Who Knows, but it’s obviously not this :-
http://thebestronpaulvideos.blogspot.com/2007/10/new-hope.html
http://uk.youtube.com/results?search_type=&search_query=aaron+russo+feminism+rockefeller&aq=f
Adrian Peirson
January 25, 2009 at 3:48 pm
“I suppose there will be some ready to scream that Healey is a geriatric pensioner who screwed up the economy and went cap in hand to the IMF to bail out the UK, and they would be right about that”.
That’s one spin on events, I guess. You could also argue that by decimating our heavy industry out of political dogma, Thatcher played her share in ensuring the north east was reliant on the state in one form or another.
Michael
January 25, 2009 at 4:57 pm
Michael, that is heavily blinkered socialism and you know it.

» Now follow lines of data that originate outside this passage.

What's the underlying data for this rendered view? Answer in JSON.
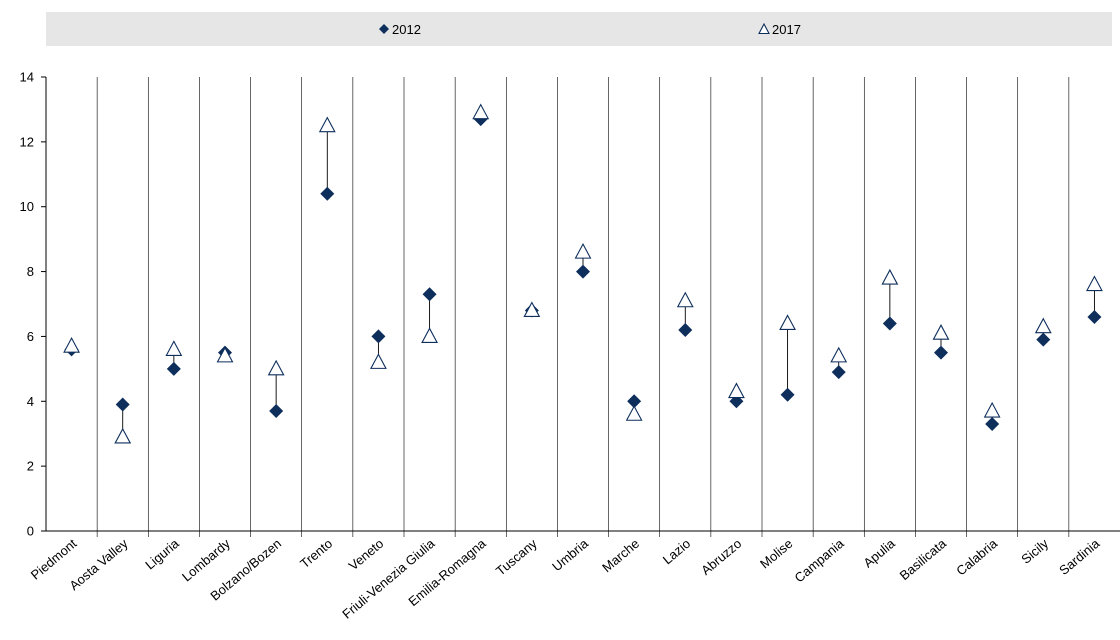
{
  "chart_data": {
    "type": "scatter",
    "title": "",
    "xlabel": "",
    "ylabel": "",
    "ylim": [
      0,
      14
    ],
    "yticks": [
      0,
      2,
      4,
      6,
      8,
      10,
      12,
      14
    ],
    "grid": false,
    "legend_position": "top",
    "categories": [
      "Piedmont",
      "Aosta Valley",
      "Liguria",
      "Lombardy",
      "Bolzano/Bozen",
      "Trento",
      "Veneto",
      "Friuli-Venezia Giulia",
      "Emilia-Romagna",
      "Tuscany",
      "Umbria",
      "Marche",
      "Lazio",
      "Abruzzo",
      "Molise",
      "Campania",
      "Apulia",
      "Basilicata",
      "Calabria",
      "Sicily",
      "Sardinia"
    ],
    "series": [
      {
        "name": "2012",
        "marker": "diamond",
        "color": "#0e2f5c",
        "values": [
          5.6,
          3.9,
          5.0,
          5.5,
          3.7,
          10.4,
          6.0,
          7.3,
          12.7,
          6.8,
          8.0,
          4.0,
          6.2,
          4.0,
          4.2,
          4.9,
          6.4,
          5.5,
          3.3,
          5.9,
          6.6
        ]
      },
      {
        "name": "2017",
        "marker": "triangle-open",
        "color": "#0e2f5c",
        "values": [
          5.7,
          2.9,
          5.6,
          5.4,
          5.0,
          12.5,
          5.2,
          6.0,
          12.9,
          6.8,
          8.6,
          3.6,
          7.1,
          4.3,
          6.4,
          5.4,
          7.8,
          6.1,
          3.7,
          6.3,
          7.6
        ]
      }
    ]
  }
}
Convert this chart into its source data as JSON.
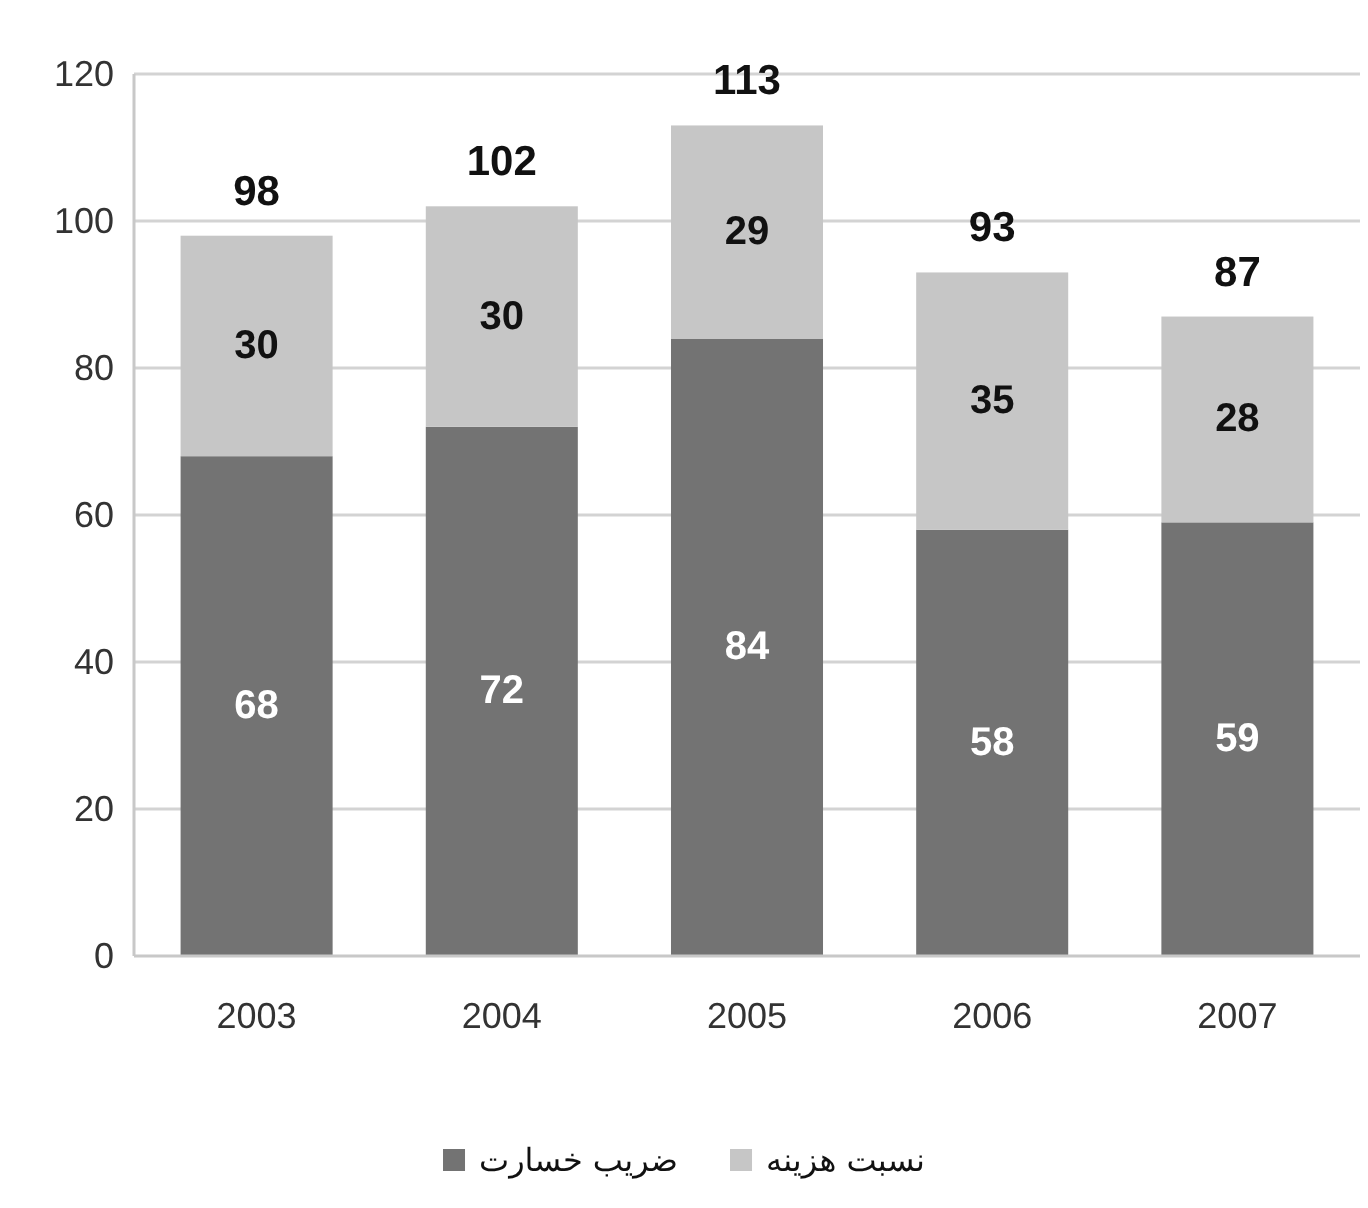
{
  "chart_data": {
    "type": "bar",
    "stacked": true,
    "categories": [
      "2003",
      "2004",
      "2005",
      "2006",
      "2007"
    ],
    "series": [
      {
        "name": "ضریب خسارت",
        "color": "#737373",
        "values": [
          68,
          72,
          84,
          58,
          59
        ]
      },
      {
        "name": "نسبت هزینه",
        "color": "#c6c6c6",
        "values": [
          30,
          30,
          29,
          35,
          28
        ]
      }
    ],
    "ylim": [
      0,
      120
    ],
    "yticks": [
      0,
      20,
      40,
      60,
      80,
      100,
      120
    ],
    "grid": "y",
    "legend": "bottom",
    "data_labels": true,
    "totals": [
      "98",
      "102",
      "113",
      "93",
      "87"
    ]
  }
}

Where were the buyers for our steel, ships, coal etc.? Why did these industries fail to prosper? Top heavy, poorly managed, over costly, over manned, under producing and non profitable mostly.Was there really a case for subsidising them ad infinitum?
curly
January 25, 2009 at 5:07 pm
Curly, I am afraid you have used a bad example in choosing Longbenton to beef up your argument.
The HMRC is not the only user of the site. For example the dwp are also users.
Lateley, 93 HMRC offices nationwide have, or they are about to, close with a loss of over 3000 jobs. At least another 9000 jobs are also to go in the HMRC in nationwide cutbacks.
Hardly the stuff of a Soviet style economy!
neil maxwell
January 25, 2009 at 7:40 pm
Perhaps I should just have referred to the large government complex in Newcastle Neil. HMRC continue to recruit regularly on Tyneside and are actively doing so now.
curly
January 26, 2009 at 9:15 am
Cameron calls for clean coal, Tower Colliery, bought by miners, stayed operational until last year. Where are the buyers for our banking sector? Does the argument no longer apply?
So we cut thousands of workers from the public sector. Where are the jobs for all the newly unemployed? They’re still reliant on the state.
And let us not fall into the blinkered Tory trap of dismissing the whole of the public sector as a drain on private enterprise. Who else teaches, cares for and protects those entrepreneurs of tomorrow??
Michael
January 25, 2009 at 8:48 pm
Surely the point is not that we need a smaller public sector but a much bigger private one? Does slashing thousands of jobs from the HRMC automatically result in a rash of new private enterprise?
No, only more people on the dole.
Instead of a Soviet style economy it seems you’d rather adopt the Russian model circa 1995.
Michael
January 26, 2009 at 10:29 am
The jobs in HMRC that are currently being advertised locally are mainly in the low paid high turnover call centres and in the part time 4-5 hours twighlight shifts.
Another 12000 jobs are to go nationwide in the next few years.
Small (by Longbenton’s stature)offices locally have recently been told they are closing in Sunderland, the centre of Newcastle, Washington town centre and the likes of Hexham.
The HMRC also currently has a 50+ early retirement scheme.
Again, hardly the stuff of a Soviet style economy.